On the plus side, he said a possible source of relief is securing federal grants, “which is something I'm good at, and I have a good relationship with our federal delegation.”

The Gateway urban renewal district has been faced with a conundrum. There has been relatively little development there, especially in the former industrial area in Gateway known as Prunedale bounded by I-205, Northeast Glisan and Southeast Stark streets, and 102nd Avenue; it includes many under-utilized and derelict properties zoned EXD, a designation that allows a broad range of potential uses at a fairly high density. Experts, such as the consultants of Parametrix, say that for Gateway to attract large-scale development it is necessary to make the area more attractive and provide basic infrastructure such as paved streets. Yet, with little increase in property values, there is little tax increment funding for such improvements.

Hales says that, among other things, the City could encourage private entrepreneurial efforts. He cited Milepost 5, a project by developers Ted Gilbert and Brad Malsin. The pair have converted the former Baptist Manor nursing home into an “artists' community” that provides both affordable housing and a work place for artists.

A complicating factor, in Gateway and elsewhere, is the use of urban renewal funds for what critics call “pet projects” with little apparent connection to the mission of the district.

“There are a lot of instances, and not just in urban renewal districts, when Portlanders have been rightly concerned about the use of their money,” Hales says. “There's been some loss of confidence in how we've been handling people's money.” Under his administration, he says, “We'll practice transparency and follow the rules. Changing the focus of (the Portland Development Commission) to smaller-scale neighborhood projects is the right path. We're looking at smaller urban renewal areas based on community plans.” (These are the Neighborhood Prosperity Initiative districts described in last month's Memo.)

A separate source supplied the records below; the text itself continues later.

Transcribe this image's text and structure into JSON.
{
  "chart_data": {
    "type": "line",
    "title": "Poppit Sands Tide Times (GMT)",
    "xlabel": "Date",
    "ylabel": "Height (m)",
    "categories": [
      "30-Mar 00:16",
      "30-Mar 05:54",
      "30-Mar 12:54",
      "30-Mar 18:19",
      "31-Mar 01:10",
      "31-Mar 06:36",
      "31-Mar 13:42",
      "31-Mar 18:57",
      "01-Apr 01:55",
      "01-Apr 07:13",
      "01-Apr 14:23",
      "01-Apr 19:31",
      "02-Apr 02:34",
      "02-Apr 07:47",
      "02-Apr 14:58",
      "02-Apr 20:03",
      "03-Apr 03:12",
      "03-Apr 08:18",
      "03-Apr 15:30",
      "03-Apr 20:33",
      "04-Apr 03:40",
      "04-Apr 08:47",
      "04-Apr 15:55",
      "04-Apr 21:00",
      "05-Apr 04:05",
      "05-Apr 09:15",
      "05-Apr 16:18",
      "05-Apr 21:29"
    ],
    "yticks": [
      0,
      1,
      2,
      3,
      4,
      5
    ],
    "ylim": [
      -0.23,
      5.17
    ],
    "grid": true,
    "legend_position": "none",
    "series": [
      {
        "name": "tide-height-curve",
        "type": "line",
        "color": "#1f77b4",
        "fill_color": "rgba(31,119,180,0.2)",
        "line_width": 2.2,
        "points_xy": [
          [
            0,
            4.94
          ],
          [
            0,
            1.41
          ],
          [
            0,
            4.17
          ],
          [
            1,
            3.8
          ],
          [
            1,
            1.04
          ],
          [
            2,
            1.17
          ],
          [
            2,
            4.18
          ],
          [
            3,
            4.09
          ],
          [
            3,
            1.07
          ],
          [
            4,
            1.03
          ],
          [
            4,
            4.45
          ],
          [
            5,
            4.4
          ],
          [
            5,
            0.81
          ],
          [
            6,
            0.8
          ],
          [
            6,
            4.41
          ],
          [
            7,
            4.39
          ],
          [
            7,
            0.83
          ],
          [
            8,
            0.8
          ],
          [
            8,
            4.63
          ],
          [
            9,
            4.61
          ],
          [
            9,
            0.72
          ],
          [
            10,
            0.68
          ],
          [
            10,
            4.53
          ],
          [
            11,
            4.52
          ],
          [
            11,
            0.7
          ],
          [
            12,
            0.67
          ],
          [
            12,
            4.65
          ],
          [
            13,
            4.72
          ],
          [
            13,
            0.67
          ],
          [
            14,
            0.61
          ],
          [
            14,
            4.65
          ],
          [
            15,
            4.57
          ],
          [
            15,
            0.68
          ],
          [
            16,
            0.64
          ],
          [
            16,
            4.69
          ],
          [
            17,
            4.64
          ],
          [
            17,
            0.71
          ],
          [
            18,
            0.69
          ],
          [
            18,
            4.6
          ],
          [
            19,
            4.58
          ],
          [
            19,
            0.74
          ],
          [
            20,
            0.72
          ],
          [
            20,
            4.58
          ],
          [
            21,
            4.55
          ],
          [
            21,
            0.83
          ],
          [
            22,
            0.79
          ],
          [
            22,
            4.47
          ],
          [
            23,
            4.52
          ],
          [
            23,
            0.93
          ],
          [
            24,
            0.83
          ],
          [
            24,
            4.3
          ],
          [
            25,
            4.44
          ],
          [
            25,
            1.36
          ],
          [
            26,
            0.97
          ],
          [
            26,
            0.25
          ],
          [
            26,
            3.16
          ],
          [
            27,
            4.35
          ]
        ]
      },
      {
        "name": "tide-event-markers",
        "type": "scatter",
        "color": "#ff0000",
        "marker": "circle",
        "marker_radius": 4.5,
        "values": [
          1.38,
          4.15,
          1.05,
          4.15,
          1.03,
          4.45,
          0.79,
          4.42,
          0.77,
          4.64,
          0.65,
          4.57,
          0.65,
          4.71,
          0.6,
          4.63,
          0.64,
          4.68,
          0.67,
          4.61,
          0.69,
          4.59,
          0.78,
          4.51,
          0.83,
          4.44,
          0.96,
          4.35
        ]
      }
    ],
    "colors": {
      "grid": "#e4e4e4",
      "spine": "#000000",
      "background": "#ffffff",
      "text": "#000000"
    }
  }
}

In response to the lack of the sort of street grid found elsewhere in Portland, City planners have developed a Master Street Plan that calls for property owners to cede land for new streets as large parcels are subdivided for redevelopment. Critics have said that this could discourage development.

Hales has long been a champion of connectivity, using a full street grid to provide the most direct routes between destinations and reduce the amount of traffic using major streets; he does not favor the use of cul-de-sacs or diverters to wall off traffic. “Having a connected street grid is not negotiable,” he told the Memo. Early plans for what is now the South Waterfront called for “a gated subdivision,” he says, “and I called a halt to that.” The developer “threatened to sue me personally, but I won.”

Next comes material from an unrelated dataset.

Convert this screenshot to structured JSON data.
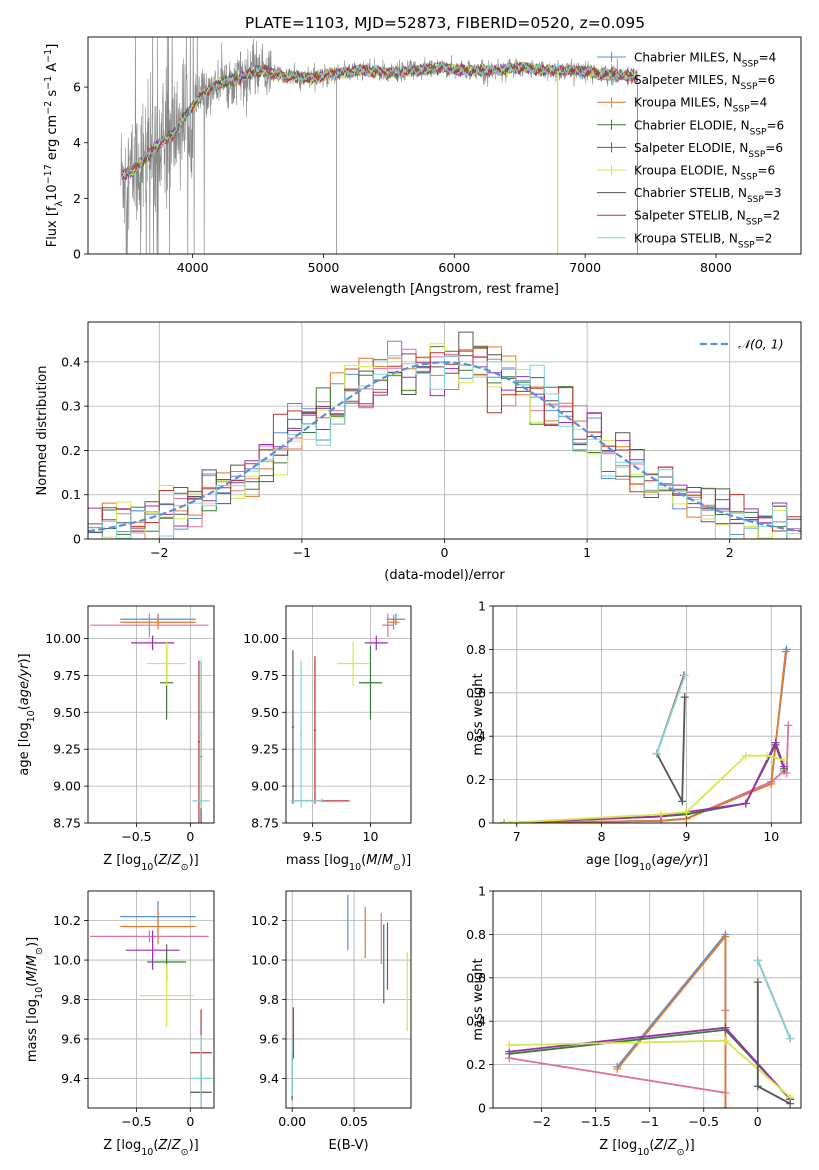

However, he adds, the street built “doesn't have to be right out of the traffic engineer's manual”; smaller streets or even pedestrian paths can be used where appropriate. “I would rely on the neighborhoods for what they want to see there,” he says.

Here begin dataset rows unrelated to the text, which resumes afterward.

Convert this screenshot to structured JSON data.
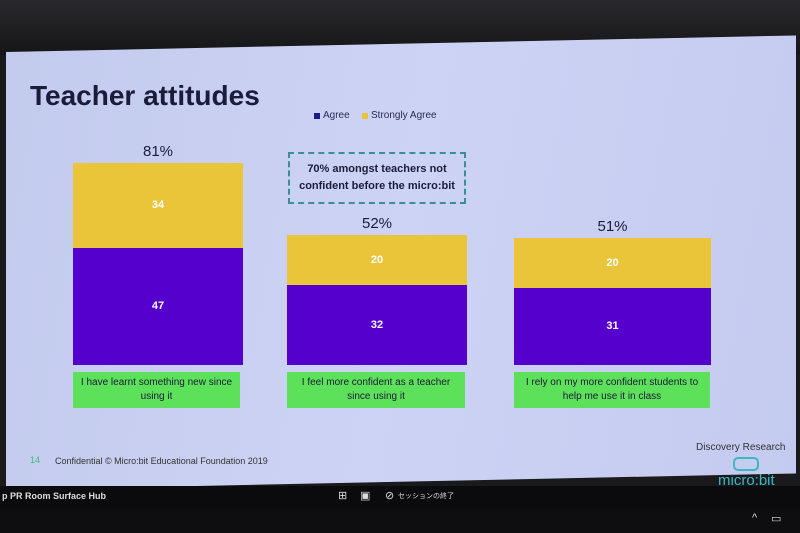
{
  "slide": {
    "title": "Teacher attitudes",
    "callout": "70% amongst teachers not confident before the micro:bit",
    "slide_number": "14",
    "footer": "Confidential © Micro:bit Educational Foundation 2019",
    "brand_text": "Discovery Research",
    "logo_text": "micro:bit"
  },
  "taskbar": {
    "device_name": "p PR Room Surface Hub",
    "end_session": "セッションの終了"
  },
  "colors": {
    "agree": "#5500cc",
    "strongly_agree": "#eac53a",
    "category_box": "#5de05a",
    "accent": "#3bb8c4"
  },
  "chart_data": {
    "type": "bar",
    "stacked": true,
    "categories": [
      "I have learnt something new since using it",
      "I feel more confident as a teacher since using it",
      "I rely on my more confident students to help me use it in class"
    ],
    "series": [
      {
        "name": "Agree",
        "values": [
          47,
          32,
          31
        ]
      },
      {
        "name": "Strongly Agree",
        "values": [
          34,
          20,
          20
        ]
      }
    ],
    "totals": [
      "81%",
      "52%",
      "51%"
    ],
    "legend": "top",
    "grid": false
  }
}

City plans call for more bike paths in east Portland. Proponents call this long overdue and needed. Critics call them a frivolous waste of money needed for more urgent projects.

Hales says he has “had a lot of success in giving people more transportation choices,” citing again the Yellow and Red MAX lines and the Springwater Corridor. He would seek more such improvements, he says.

For many Portlanders, “public schools” means the Portland School District, ignoring the five smaller districts serving east and outer east Portland. How would Hales deal with these entities?

Hales cites a land swap he initiated with the David Douglas district that provided the site for the East Portland Community Center.

Hales says that the same sort of regulation used to curb some of the worst features of “snout houses” is needed to ensure better housing development in Mid-County. “If we build bad housing, it will ultimately be a bad bargain for everyone,” he says. “We have more work to do.”

He regards the East Portland Action Plan as “a guide for what the community needs. We should be guided more by neighborhood plans than by cosmic visions in City Hall. We've done this before and we can do it again. My job is to be the idea finder and implementer.” He cautions, “I won't necessarily agree with every part of every plan that comes along."